Likewise, Trump has long complained that the modest U.S. trade deficit with Canada (about $63 billion in goods and services) amounts to a “subsidy,” even though experts say it mostly exists because the U.S. imports a lot of inexpensive Canadian oil, which helps lower Americans’ gas prices. And Trump has never approved of Canada spending less than 2% of its GDP on defense — a gripe he also has with other NATO member nations in Europe.
Now, emboldened by his own reelection and conscious of the upcoming Canadian vote to replace Trudeau, the president seems to believe that escalating the economic pressure — by imposing Tuesday’s 25% tariffs; by stacking those tariffs with additional duties on steel and aluminum set to start March 12; by picking a new trade fight Saturday over Canadian lumber — will force a deeply dependent Ottawa to accede to whatever he demands at the negotiating table.
"Perhaps what [Trump] wants is to see a total collapse of the Canadian economy because that will make it easier to annex us," Trudeau said Tuesday. "That’s never going to happen. We will never be the 51st state.”
Real-world impact
Together, Mexico, China and Canada purchased more than $1 trillion in U.S. exports in 2023 and provided nearly $1.5 trillion of goods and services to the U.S.
With that in mind, it isn’t hard to see how life might get more expensive for Americans now that a 25% tariff will be added every time a part, product or raw material crosses our northern border.
Consider the auto industry.
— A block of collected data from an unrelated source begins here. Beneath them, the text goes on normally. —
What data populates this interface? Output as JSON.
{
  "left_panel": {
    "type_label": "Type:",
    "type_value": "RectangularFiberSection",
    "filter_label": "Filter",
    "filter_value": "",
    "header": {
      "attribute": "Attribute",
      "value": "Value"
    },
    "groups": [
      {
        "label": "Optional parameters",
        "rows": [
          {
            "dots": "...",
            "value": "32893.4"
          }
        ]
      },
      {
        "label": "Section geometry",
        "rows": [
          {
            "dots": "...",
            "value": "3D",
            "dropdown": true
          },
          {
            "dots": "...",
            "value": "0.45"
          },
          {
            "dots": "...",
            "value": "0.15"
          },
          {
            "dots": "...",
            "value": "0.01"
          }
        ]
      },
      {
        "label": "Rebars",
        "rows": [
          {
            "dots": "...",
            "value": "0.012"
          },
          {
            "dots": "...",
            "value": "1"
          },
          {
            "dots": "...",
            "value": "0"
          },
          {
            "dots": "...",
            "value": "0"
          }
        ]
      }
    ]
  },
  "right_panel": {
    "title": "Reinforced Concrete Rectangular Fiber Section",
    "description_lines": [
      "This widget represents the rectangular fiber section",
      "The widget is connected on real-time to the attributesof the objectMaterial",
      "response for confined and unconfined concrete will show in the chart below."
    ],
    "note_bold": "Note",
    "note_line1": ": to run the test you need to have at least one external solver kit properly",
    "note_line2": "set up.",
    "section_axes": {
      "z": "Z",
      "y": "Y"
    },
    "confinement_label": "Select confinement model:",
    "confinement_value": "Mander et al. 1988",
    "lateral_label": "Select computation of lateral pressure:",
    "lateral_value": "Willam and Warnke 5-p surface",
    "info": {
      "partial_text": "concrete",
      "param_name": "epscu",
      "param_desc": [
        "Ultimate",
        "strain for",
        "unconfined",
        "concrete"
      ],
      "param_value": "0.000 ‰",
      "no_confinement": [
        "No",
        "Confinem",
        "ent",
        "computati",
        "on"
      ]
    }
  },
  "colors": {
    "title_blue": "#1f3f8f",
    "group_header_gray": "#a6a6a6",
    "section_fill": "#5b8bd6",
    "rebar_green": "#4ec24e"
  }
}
A single car or truck can move back and forth between the U.S. and Canada up to eight times before it’s fully assembled. As a result, S&P Global estimates that Trump’s tariffs could cost automakers up to 17% of their annual core profits — which could translate into a $3,000 price hike for the average car, according to Kelley Blue Book.
Canada also exports 80% of its oil to the United States; the U.S. gets half of its imported oil from Canada. As a result, analysts estimate that gas prices will rise by as much as 30 cents per gallon under Trump's new tariffs — even though the president is imposing a lower, 10% duty on Canadian oil to limit pain at the pump.
Then there’s retaliation to factor in. In response to Trump’s tariffs, the Canadian government immediately imposed its own 25% tax Tuesday on hundreds of American imports valued at $30 billion — and officials say they will add another $86 billion worth of products over the next three weeks. Affected U.S. goods are likely to include poultry, tomatoes, honey, peanut butter, furniture, mattresses, dishwashers, refrigerators and American alcohol — which several Canadian provinces now plan to pull from their government-run shelves.
Some Canadian officials have also proposed cutting off shipments of oil, gas and electricity to the U.S. (or imposing steep export taxes on those products).
At the same time, U.S.-Canada relations are likely to deteriorate even further. Already, Trump’s “51st state” trolling has led some Canadians to boycott American goods and cancel their U.S. vacations. And Trudeau’s Liberal Party, which had been suffering in the polls, has enjoyed a sharp uptick in support since Trump took office in January.
“You can’t take our country," the prime minister wrote on X last month, after Canada defeated the U.S. in the 4 Nations Face-Off men’s hockey championship. "And you can’t take our game."